Posted by: Patrick S. O'Donnell | August 28, 2007 at 01:31 PM
I too am concerned about how a dialogue between biocultures and bioscience/biomedicine will develop. I am afraid that those who identify with the biocultures movement (and I count myself among them) are speaking among themselves rather than with biomedical scientists and educators. Although it is true, as Brad Lewis points out, that there are some professional medical educators in the biocultures group, they are very few in number. As one who trained in biomedical science and who has spent most of my professional life among biomedical scientists and educators, I am keenly aware that concerns over facts/values are not even on the radar screen for most, partly because they are simply too busy to pay much attention. That is why it is important to encourage more individuals to train and work in the joint fields of medicine and social science/humanities (M.D.-Ph.Ds for example). Biocultures needs to infiltrate the biomedical community with medical scholars who have insight from both sides. And flow in the opposite direction would also be useful.

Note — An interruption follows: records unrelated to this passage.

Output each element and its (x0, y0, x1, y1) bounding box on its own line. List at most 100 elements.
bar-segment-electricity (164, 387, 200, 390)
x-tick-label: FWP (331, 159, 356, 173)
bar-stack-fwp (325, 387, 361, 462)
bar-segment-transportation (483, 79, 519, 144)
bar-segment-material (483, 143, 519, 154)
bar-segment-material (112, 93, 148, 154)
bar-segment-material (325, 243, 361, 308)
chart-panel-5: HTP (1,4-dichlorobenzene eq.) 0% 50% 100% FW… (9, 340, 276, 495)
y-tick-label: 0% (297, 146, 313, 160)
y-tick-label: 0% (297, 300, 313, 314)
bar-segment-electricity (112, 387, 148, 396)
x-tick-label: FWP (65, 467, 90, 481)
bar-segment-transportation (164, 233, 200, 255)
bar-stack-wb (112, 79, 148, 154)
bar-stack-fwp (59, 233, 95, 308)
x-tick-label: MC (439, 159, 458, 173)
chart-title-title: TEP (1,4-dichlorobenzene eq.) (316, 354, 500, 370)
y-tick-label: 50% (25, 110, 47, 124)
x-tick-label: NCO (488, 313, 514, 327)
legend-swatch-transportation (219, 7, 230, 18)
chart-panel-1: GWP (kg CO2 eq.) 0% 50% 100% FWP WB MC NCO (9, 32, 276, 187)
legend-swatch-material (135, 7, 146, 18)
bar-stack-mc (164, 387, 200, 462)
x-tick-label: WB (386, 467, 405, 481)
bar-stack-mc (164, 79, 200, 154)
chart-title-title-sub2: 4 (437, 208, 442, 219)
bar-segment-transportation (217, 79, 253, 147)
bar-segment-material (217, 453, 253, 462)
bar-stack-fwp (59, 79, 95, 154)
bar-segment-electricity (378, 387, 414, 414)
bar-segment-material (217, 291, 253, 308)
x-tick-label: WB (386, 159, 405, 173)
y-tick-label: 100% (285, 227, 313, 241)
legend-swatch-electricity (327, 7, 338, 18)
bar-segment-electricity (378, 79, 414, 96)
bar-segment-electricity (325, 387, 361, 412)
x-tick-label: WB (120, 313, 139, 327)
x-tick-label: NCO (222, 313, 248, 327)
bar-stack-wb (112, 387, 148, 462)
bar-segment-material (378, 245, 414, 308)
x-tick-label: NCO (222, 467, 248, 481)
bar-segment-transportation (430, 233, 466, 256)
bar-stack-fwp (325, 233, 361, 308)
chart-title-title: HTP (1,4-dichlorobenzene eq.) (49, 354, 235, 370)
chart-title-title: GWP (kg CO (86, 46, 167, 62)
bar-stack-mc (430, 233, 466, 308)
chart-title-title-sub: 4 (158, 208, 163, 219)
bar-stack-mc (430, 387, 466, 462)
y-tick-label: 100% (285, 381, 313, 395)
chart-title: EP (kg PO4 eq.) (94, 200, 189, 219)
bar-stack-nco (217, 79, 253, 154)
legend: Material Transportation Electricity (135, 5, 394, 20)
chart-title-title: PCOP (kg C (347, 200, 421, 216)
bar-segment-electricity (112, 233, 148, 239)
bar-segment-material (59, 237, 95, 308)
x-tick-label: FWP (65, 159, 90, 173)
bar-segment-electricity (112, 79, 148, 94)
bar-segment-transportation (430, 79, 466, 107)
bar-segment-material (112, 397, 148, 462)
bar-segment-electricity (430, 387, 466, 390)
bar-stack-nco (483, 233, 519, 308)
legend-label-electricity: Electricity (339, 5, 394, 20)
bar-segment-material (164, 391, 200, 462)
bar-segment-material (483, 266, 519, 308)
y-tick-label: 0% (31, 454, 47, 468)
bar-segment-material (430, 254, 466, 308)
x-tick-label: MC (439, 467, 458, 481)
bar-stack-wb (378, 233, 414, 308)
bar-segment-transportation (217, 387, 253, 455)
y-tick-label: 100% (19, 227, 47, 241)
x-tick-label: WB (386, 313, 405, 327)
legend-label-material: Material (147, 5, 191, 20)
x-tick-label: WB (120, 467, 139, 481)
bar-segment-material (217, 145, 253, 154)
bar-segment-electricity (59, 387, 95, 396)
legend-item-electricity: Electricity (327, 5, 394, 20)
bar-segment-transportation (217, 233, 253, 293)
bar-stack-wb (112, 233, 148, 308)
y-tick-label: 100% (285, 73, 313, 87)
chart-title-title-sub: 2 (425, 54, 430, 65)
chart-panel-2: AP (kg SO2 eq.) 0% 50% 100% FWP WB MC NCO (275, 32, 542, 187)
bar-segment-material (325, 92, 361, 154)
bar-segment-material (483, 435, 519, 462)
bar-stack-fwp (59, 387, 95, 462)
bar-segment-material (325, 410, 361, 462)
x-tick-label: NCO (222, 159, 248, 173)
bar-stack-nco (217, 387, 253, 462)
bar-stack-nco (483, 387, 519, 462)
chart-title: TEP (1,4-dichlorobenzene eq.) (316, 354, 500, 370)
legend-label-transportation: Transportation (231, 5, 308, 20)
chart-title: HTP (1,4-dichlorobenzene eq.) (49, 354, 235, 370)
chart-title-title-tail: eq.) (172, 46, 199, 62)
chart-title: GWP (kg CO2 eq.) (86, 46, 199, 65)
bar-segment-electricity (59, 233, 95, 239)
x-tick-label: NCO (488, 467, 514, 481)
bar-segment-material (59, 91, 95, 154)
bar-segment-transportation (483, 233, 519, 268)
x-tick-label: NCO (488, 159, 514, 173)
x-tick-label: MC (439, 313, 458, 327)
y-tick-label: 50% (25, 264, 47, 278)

Posted by: Felice Aull | August 29, 2007 at 11:00 AM
Patrick,
No worries -- your voice on this blog is welcome whenever and in whatever format you choose.
I look forward to reading your perspective on the fact-value distinction.
Felice,
You raise a number of important points.
Yet, I often find myself torn on this issue. On the one hand, as a budding medical humanist, my primary concern lies in using erudition in the cultivation of virtue in people's daily lives. This means, IMO, that to influence medical practices requires conversation with those in a position to change behavior and policy.
On the other hand, I feel more than a little anger that the issues germane to the medical humanities are, to use your phrase "not on the radar screen" for, I daresay, a relatively large number of participants in medical and scientific discourse (if others disagree, please feel free to correct me).
I have personally experienced disapppointment on a number of occasions already when concerns such as the fact-value problem, which deeply and directly influences clinical practice (evidence-based medicine, anyone?), are dismissed as an interesting philosophical question but one irrelevant to medicine.
This is one chief advantage to bioethics, that it has achieved excellent penetrance in the culture of biomedicine. But as many commentators have noted, this achievement came at a cost, inasmuch as the language and discourse of traditional bioethics adopted many of the mores of biomedical culture. This leads to the well-known insider-outsider problem, and also resulted in a particular style or a way of doing bioethics that, in my own opinion, is not necessarily the most fruitful avenue for either inquiry or practice.
If there's anything to take from the humanities, it is the value of conversation and dissent between colleagues. But to get there, a basic belief is required that what an interlocutor has to say is even worth hearing. And I confess that I have experienced disappointment that sometimes such a basic belief seems lacking.